The Hearing Panel did not discuss the specific merits of these arguments. It simply favorably alluded to the first three in including this charge with others as meeting the standard of “conduct which, when regard is had to [a licensed physician] is improper or disgraceful or dishonourable or unworthy.”(Health Professions Council, 2013) The Hearing Panel generally found that Basson improperly held that medical ethics in war was a separate system of medical ethics. It stated, “[M]edical ethics are especially important in times of war and conflict. Medical doctors have a unique position in society, a sacred position, which impels them to stay true to the ethical values of the profession: beneficence, non-maleficence, justice and autonomy. This is equally true in conflict situations.”(Health Professions Council, 2013, p. 18) Further, “Medical ethics require the independence of thinking of each medical doctor. A doctor cannot simply rely on a military order to escape the consequences of his actions.”(Health Professions Council, 2013, p. 19) The Hearing Panel also cited the World Medical Association, “Medical ethics in times of armed conflict is identical to medical ethics. . . . Privileges and facilities afforded to physicians and other health care professionals in times of armed conflict and other situations of violence must never be used other than for health care purposes.”

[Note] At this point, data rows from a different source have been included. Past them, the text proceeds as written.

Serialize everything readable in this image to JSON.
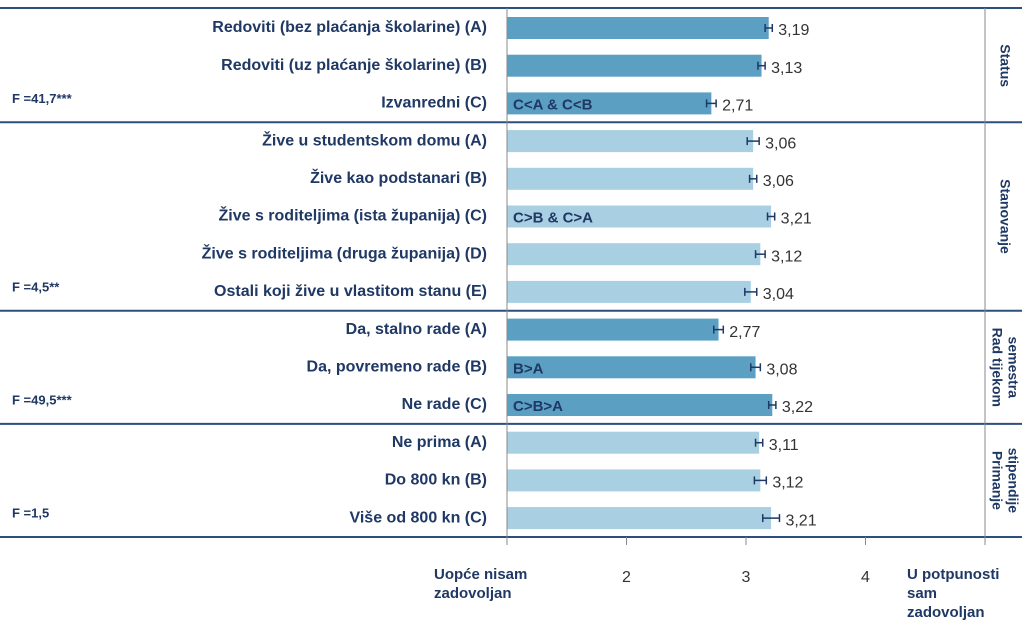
{
  "chart_data": {
    "type": "bar",
    "orientation": "horizontal",
    "xlim": [
      1,
      5
    ],
    "xticks": [
      {
        "value": 1,
        "label": [
          "Uopće nisam",
          "zadovoljan"
        ]
      },
      2,
      3,
      4,
      {
        "value": 5,
        "label": [
          "U potpunosti",
          "sam",
          "zadovoljan"
        ]
      }
    ],
    "groups": [
      {
        "name": [
          "Status"
        ],
        "stat": "F =41,7***",
        "color": "#5b9fc2",
        "categories": [
          "Redoviti (bez plaćanja školarine) (A)",
          "Redoviti (uz plaćanje školarine) (B)",
          "Izvanredni (C)"
        ],
        "values": [
          3.19,
          3.13,
          2.71
        ],
        "value_labels": [
          "3,19",
          "3,13",
          "2,71"
        ],
        "errors": [
          0.03,
          0.03,
          0.04
        ],
        "annotations": [
          null,
          null,
          "C<A & C<B"
        ]
      },
      {
        "name": [
          "Stanovanje"
        ],
        "stat": "F =4,5**",
        "color": "#a9d0e2",
        "categories": [
          "Žive u studentskom domu (A)",
          "Žive kao podstanari (B)",
          "Žive s roditeljima (ista županija) (C)",
          "Žive s roditeljima (druga županija) (D)",
          "Ostali koji žive u vlastitom stanu (E)"
        ],
        "values": [
          3.06,
          3.06,
          3.21,
          3.12,
          3.04
        ],
        "value_labels": [
          "3,06",
          "3,06",
          "3,21",
          "3,12",
          "3,04"
        ],
        "errors": [
          0.05,
          0.03,
          0.03,
          0.04,
          0.05
        ],
        "annotations": [
          null,
          null,
          "C>B & C>A",
          null,
          null
        ]
      },
      {
        "name": [
          "Rad tijekom",
          "semestra"
        ],
        "stat": "F =49,5***",
        "color": "#5b9fc2",
        "categories": [
          "Da, stalno rade (A)",
          "Da, povremeno rade (B)",
          "Ne rade (C)"
        ],
        "values": [
          2.77,
          3.08,
          3.22
        ],
        "value_labels": [
          "2,77",
          "3,08",
          "3,22"
        ],
        "errors": [
          0.04,
          0.04,
          0.03
        ],
        "annotations": [
          null,
          "B>A",
          "C>B>A"
        ]
      },
      {
        "name": [
          "Primanje",
          "stipendije"
        ],
        "stat": "F =1,5",
        "color": "#a9d0e2",
        "categories": [
          "Ne prima (A)",
          "Do 800 kn (B)",
          "Više od 800 kn (C)"
        ],
        "values": [
          3.11,
          3.12,
          3.21
        ],
        "value_labels": [
          "3,11",
          "3,12",
          "3,21"
        ],
        "errors": [
          0.03,
          0.05,
          0.07
        ],
        "annotations": [
          null,
          null,
          null
        ]
      }
    ]
  }
}
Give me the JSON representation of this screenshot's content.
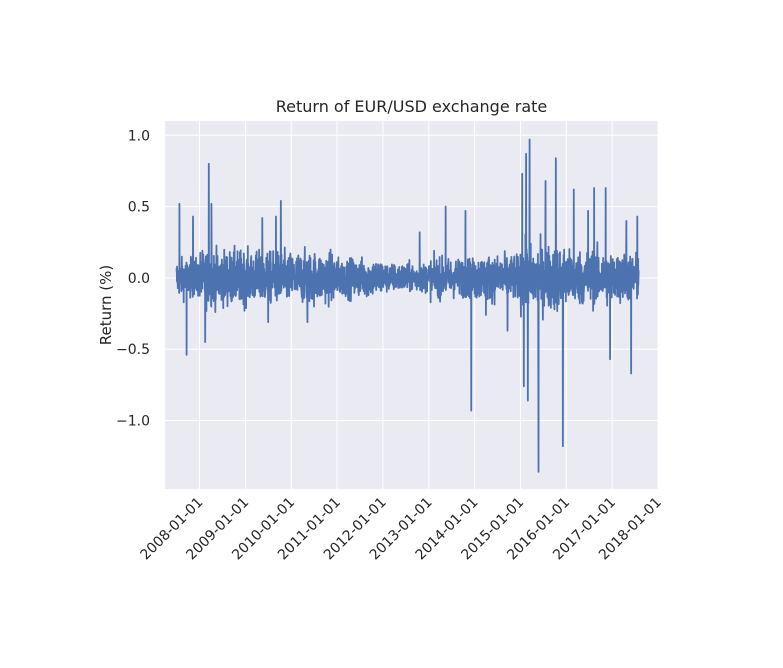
{
  "chart_data": {
    "type": "line",
    "title": "Return of EUR/USD exchange rate",
    "xlabel": "",
    "ylabel": "Return (%)",
    "xlim": [
      "2007-04-01",
      "2018-01-01"
    ],
    "ylim": [
      -1.48,
      1.1
    ],
    "grid": true,
    "legend": "none",
    "series_color": "#4c72b0",
    "background_color": "#eaeaf2",
    "grid_color": "#ffffff",
    "x_ticks": [
      "2008-01-01",
      "2009-01-01",
      "2010-01-01",
      "2011-01-01",
      "2012-01-01",
      "2013-01-01",
      "2014-01-01",
      "2015-01-01",
      "2016-01-01",
      "2017-01-01",
      "2018-01-01"
    ],
    "y_ticks": [
      1.0,
      0.5,
      0.0,
      -0.5,
      -1.0
    ],
    "y_tick_labels": [
      "1.0",
      "0.5",
      "0.0",
      "−0.5",
      "−1.0"
    ],
    "date_range": [
      "2007-07-02",
      "2017-07-31"
    ],
    "noise_amplitude_by_year": [
      {
        "year": "2007",
        "amp": 0.12
      },
      {
        "year": "2008",
        "amp": 0.17
      },
      {
        "year": "2009",
        "amp": 0.16
      },
      {
        "year": "2010",
        "amp": 0.16
      },
      {
        "year": "2011",
        "amp": 0.12
      },
      {
        "year": "2012",
        "amp": 0.09
      },
      {
        "year": "2013",
        "amp": 0.12
      },
      {
        "year": "2014",
        "amp": 0.14
      },
      {
        "year": "2015",
        "amp": 0.2
      },
      {
        "year": "2016",
        "amp": 0.17
      },
      {
        "year": "2017",
        "amp": 0.15
      }
    ],
    "notable_points": [
      {
        "x": "2007-07-25",
        "y": 0.52
      },
      {
        "x": "2007-09-20",
        "y": -0.54
      },
      {
        "x": "2007-11-10",
        "y": 0.43
      },
      {
        "x": "2008-02-15",
        "y": -0.45
      },
      {
        "x": "2008-03-15",
        "y": 0.8
      },
      {
        "x": "2008-04-05",
        "y": 0.52
      },
      {
        "x": "2009-05-15",
        "y": 0.42
      },
      {
        "x": "2009-09-01",
        "y": 0.43
      },
      {
        "x": "2009-10-10",
        "y": 0.54
      },
      {
        "x": "2009-07-01",
        "y": -0.31
      },
      {
        "x": "2010-05-10",
        "y": -0.31
      },
      {
        "x": "2012-10-20",
        "y": 0.32
      },
      {
        "x": "2013-05-15",
        "y": 0.5
      },
      {
        "x": "2013-10-20",
        "y": 0.47
      },
      {
        "x": "2013-12-05",
        "y": -0.93
      },
      {
        "x": "2014-04-01",
        "y": -0.26
      },
      {
        "x": "2014-09-20",
        "y": -0.37
      },
      {
        "x": "2015-01-15",
        "y": 0.73
      },
      {
        "x": "2015-01-28",
        "y": -0.76
      },
      {
        "x": "2015-02-15",
        "y": 0.87
      },
      {
        "x": "2015-03-01",
        "y": -0.86
      },
      {
        "x": "2015-03-15",
        "y": 0.97
      },
      {
        "x": "2015-05-25",
        "y": -1.36
      },
      {
        "x": "2015-07-20",
        "y": 0.68
      },
      {
        "x": "2015-10-10",
        "y": 0.84
      },
      {
        "x": "2015-12-05",
        "y": -1.18
      },
      {
        "x": "2016-03-01",
        "y": 0.62
      },
      {
        "x": "2016-06-23",
        "y": 0.47
      },
      {
        "x": "2016-08-10",
        "y": 0.63
      },
      {
        "x": "2016-11-10",
        "y": 0.63
      },
      {
        "x": "2016-12-15",
        "y": -0.57
      },
      {
        "x": "2017-04-24",
        "y": 0.4
      },
      {
        "x": "2017-06-01",
        "y": -0.67
      },
      {
        "x": "2017-07-20",
        "y": 0.43
      }
    ]
  }
}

The Hearing Panel has yet to suggest a punishment. The findings will be subject to appeal.

Conclusion
The Basson hearing is another landmark on the emerging application medical of ethics to the specialized issues occasioned by military medicine during wartime. For fifty years (thus, excluding the Nazi Doctor’s trial at Nuremberg) this domain has largely focused on physician complicity with genocide or torture. As in the Basson matter, medical licensing boards, rather than international courts or domestic criminal courts, have judged most of the increasingly prevalent cases with regard to physicians and war crimes. Whether the Basson ruling will be a precedent for future cases regarding physician dispensing of suicide pills to military personnel remains to be seen.